What is H-ABC?

Caused by a mutation in the TUBB4A gene, Hypomyelination with Atrophy of the Basal ganglia and Cerebellum (H-ABC) also known as Tubb4A related leukodystrophy is a rare genetic disorder that affects certain parts of the brain—specifically the basal ganglia and the cerebellum, which control movement. H-ABC targets these important structures, reducing both their size and function. As a result, those who suffer from H-ABC often experience motor problems.

H-ABC belongs to a group of 52 conditions called leukodystrophies, diseases that affect the white matter of the brain. These diseases disrupt the growth or maintenance of the myelin sheath, a protective layer that insulates nerve cells and allows for the transmission of messages between cells.  

Myelination, the process of forming the myelin sheath, typically takes place in the first few years of life. In the case of H-ABC, hypomyelination occurs. This means that myelin isn’t produced at normal levels, which prevents the body from completing the process.

To get a better understanding of how leukodystrophies affect myelin, watch the video below.
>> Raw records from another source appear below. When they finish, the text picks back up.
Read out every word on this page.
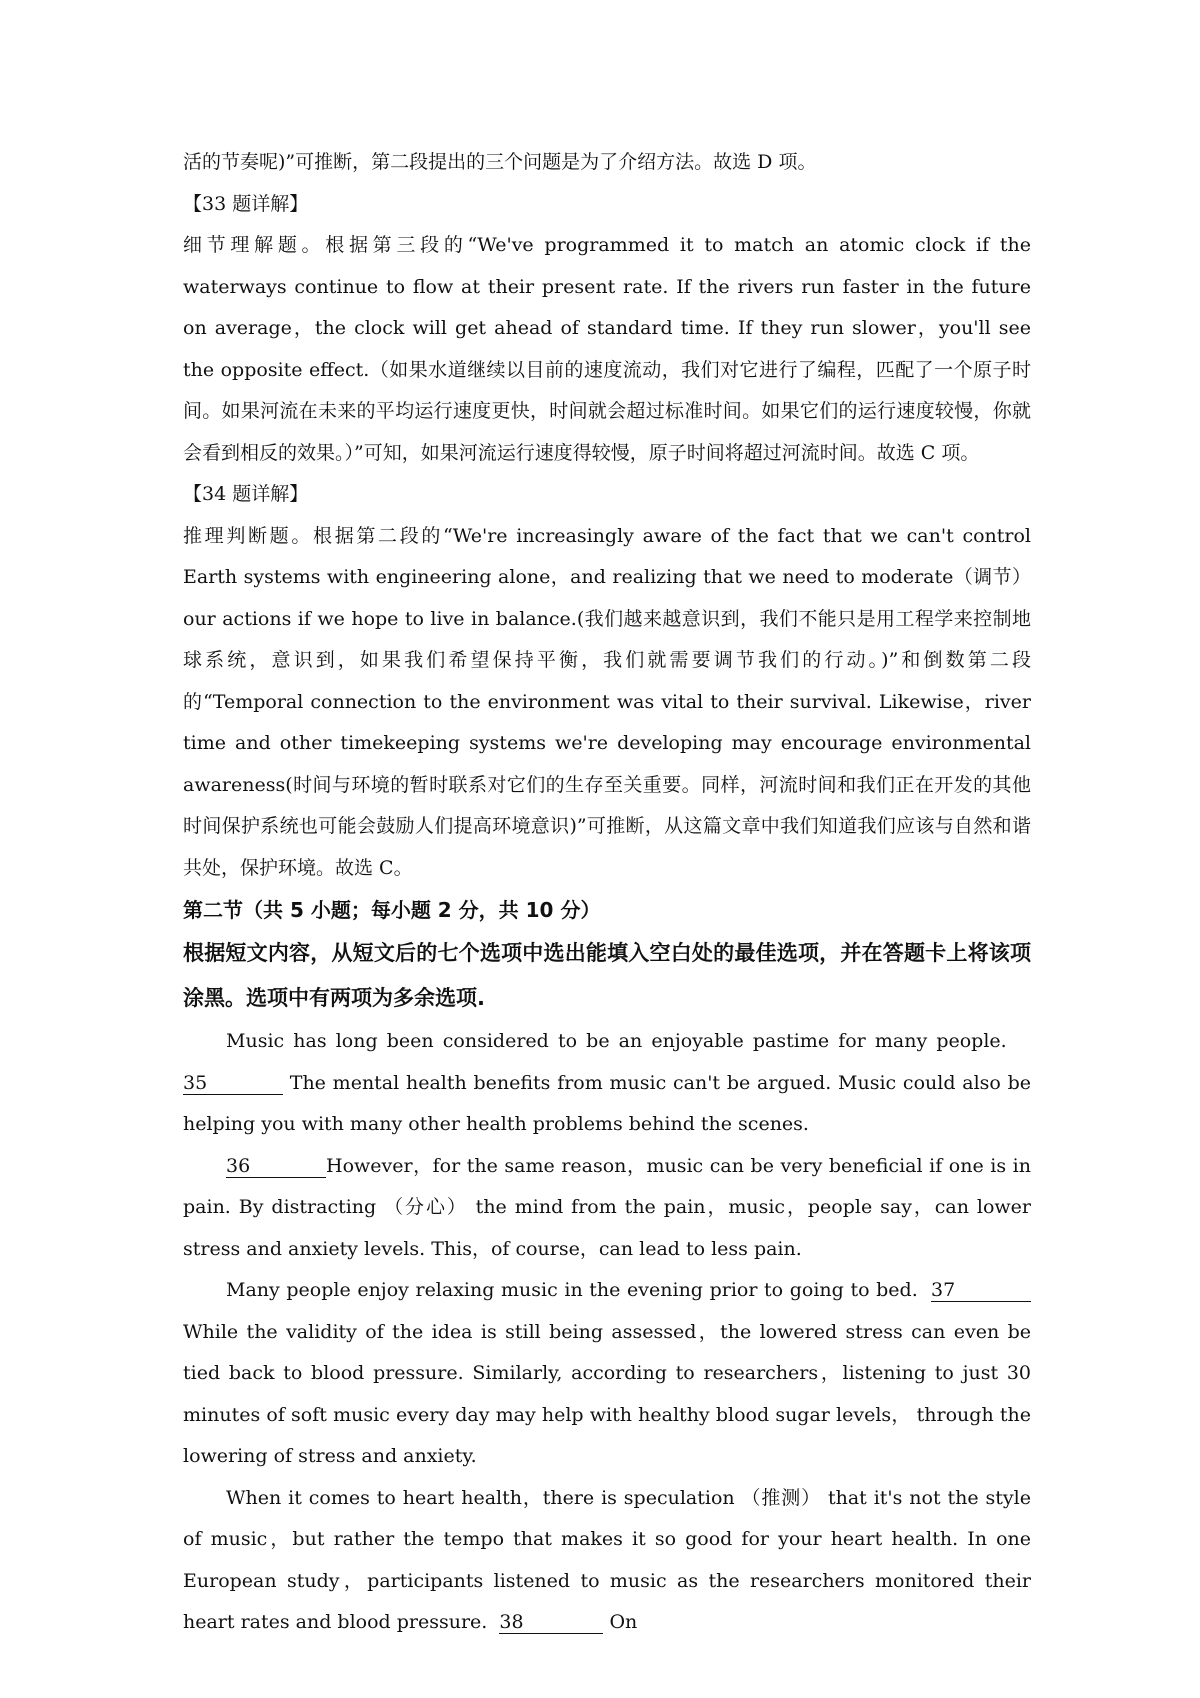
活的节奏呢)”可推断，第二段提出的三个问题是为了介绍方法。故选 D 项。

【33 题详解】

细节理解题。根据第三段的“We've programmed it to match an atomic clock if the waterways continue to flow at their present rate. If the rivers run faster in the future on average，the clock will get ahead of standard time. If they run slower，you'll see the opposite effect.（如果水道继续以目前的速度流动，我们对它进行了编程，匹配了一个原子时间。如果河流在未来的平均运行速度更快，时间就会超过标准时间。如果它们的运行速度较慢，你就会看到相反的效果。）”可知，如果河流运行速度得较慢，原子时间将超过河流时间。故选 C 项。

【34 题详解】

推理判断题。根据第二段的“We're increasingly aware of the fact that we can't control Earth systems with engineering alone，and realizing that we need to moderate（调节）our actions if we hope to live in balance.(我们越来越意识到，我们不能只是用工程学来控制地球系统，意识到，如果我们希望保持平衡，我们就需要调节我们的行动。)”和倒数第二段的“Temporal connection to the environment was vital to their survival. Likewise，river time and other timekeeping systems we're developing may encourage environmental awareness(时间与环境的暂时联系对它们的生存至关重要。同样，河流时间和我们正在开发的其他时间保护系统也可能会鼓励人们提高环境意识)”可推断，从这篇文章中我们知道我们应该与自然和谐共处，保护环境。故选 C。

第二节（共 5 小题；每小题 2 分，共 10 分）

根据短文内容，从短文后的七个选项中选出能填入空白处的最佳选项，并在答题卡上将该项涂黑。选项中有两项为多余选项.

Music has long been considered to be an enjoyable pastime for many people.   35	The mental health benefits from music can't be argued. Music could also be helping you with many other health problems behind the scenes.

36	However，for the same reason，music can be very beneficial if one is in pain. By distracting （分心） the mind from the pain，music，people say，can lower stress and anxiety levels. This，of course，can lead to less pain.

Many people enjoy relaxing music in the evening prior to going to bed. 37While the validity of the idea is still being assessed，the lowered stress can even be tied back to blood pressure. Similarly, according to researchers，listening to just 30 minutes of soft music every day may help with healthy blood sugar levels， through the lowering of stress and anxiety.

When it comes to heart health，there is speculation （推测） that it's not the style of music，but rather the tempo that makes it so good for your heart health. In one European study，participants listened to music as the researchers monitored their heart rates and blood pressure. 38	On
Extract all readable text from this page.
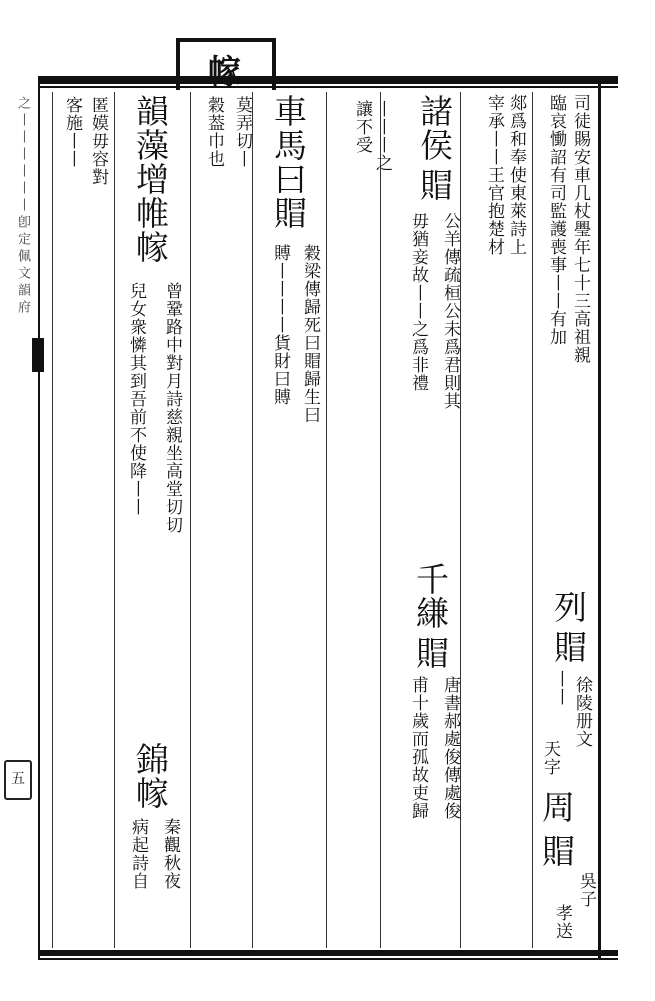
之丨丨丨丨丨丨卽定佩文韻府
五
司徒賜安車几杖璺年七十三高祖親
臨哀慟詔有司監護喪事丨丨有加
列
賵
丨丨 徐陵册文
天字
周
賵
吳子
孝送
郯爲和奉使東萊詩上
宰承丨丨王官抱楚材
諸侯
賵
公羊傳疏桓公未爲君則其
毋猶妾故丨丨之爲非禮
千縑
賵
唐書郝處俊傳處俊
甫十歲而孤故吏歸
讓不受 丨丨丨之
車馬曰賵
穀梁傳歸死曰賵歸生曰
賻丨丨丨丨貨財曰賻
幏
莫弄切丨
穀葢巾也
韻藻增帷幏
曾鞏路中對月詩慈親坐高堂切切
兒女衆憐其到吾前不使降丨丨
錦幏
秦觀秋夜
病起詩自
匿嫫毋容對
客施丨丨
Download “Living with Leukodystrophy”

Is H-ABC similar to MS?

H-ABC, and all leukodystrophies, do share some common features with multiple sclerosis (MS); however, they have different causes.

Whereas leukodystrophies are caused by a defect in one of the genes involved with the growth or maintenance of the myelin, MS is thought to be caused by an attack on the myelin by the body’s immune system.


How many people have H-ABC?

As of 2019, fewer than 200 individual cases of H-ABC—the majority of which are children—have been identified. However, that number is on the rise.


What is the cause of H-ABC?

H-ABC is caused by a mutation in the TUBB4A gene.

Unlike other genetic disorders, H-ABC is usually not inherited from a parent. Instead, it typically emerges as a random mutation in the affected individual. 


What are the symptoms of H-ABC?

The symptoms tied to H-ABC usually begin in infancy or early childhood and vary in severity.

Each child is affected differently; however, here are some examples:

  • Low muscle tone

  • Poor coordination

  • Speech problems

  • Difficulty eating

  • Involuntary movements

  • Rigidity

  • Deafness

  • Poor vision

  • Seizures

  • Muscle and limb stiffness

  • Learning difficulties

  • Attention problems

  • Loss of balance

  • Immobility (initial or over time)


How is this condition diagnosed?

A diagnosis for H-ABC is made based on the physical symptoms, brain imaging, and results of exome testing.

Magnetic resonance imaging (MRI) of the brain is a key part of the process, as it can detect brain tissue patterns that are characteristic of H-ABC. However, genetic testing is the only means of confirming changes in the TUBB4A gene.


Is there a cure for H-ABC?

Currently, there is no known cure for this disabling and life-threatening condition.

For those affected by H-ABC, some treatments—physical therapy and certain medications, for example—may help alleviate symptoms and improve quality of life.


What is being done to find a cure?

Although H-ABC is most likely irreversible, the progression of the disease can be stopped. The good news is that research is currently underway.

Funding by the Foundation, Umass Chan Medical School is researching AAV gene therapy (adeno-associated virus), which is demonstrating very promising results. AAV is the transfer or addition of genetic material in cells to help treat a disease and is a type of genetic medicine. Once proof of efficacy is obtained, further study in primates will be next. See our AAV page

Children's Hospital of Philadelphia (CHOP) is working with a biotech to advance ASO (antisense oligo-nucleotide), a treatment that develops short sequence of modified DNA, designed to bind to a problematic mRNA transcript and stop production of the disease-causing protein. See our ASO page

All of these therapies are very promising but unfortunately, the process to find a cure is lengthy, time-consuming, and costly.

This timeline can take five to ten years if all goes as planned, but the costs will be in the millions and the funding and level of attention given to this disease dictate the timeline. With our fundraising efforts, in conjunction with those of hospitals, and grants from various institutional sources, this can be accomplished, as it has been for other similar genetic conditions.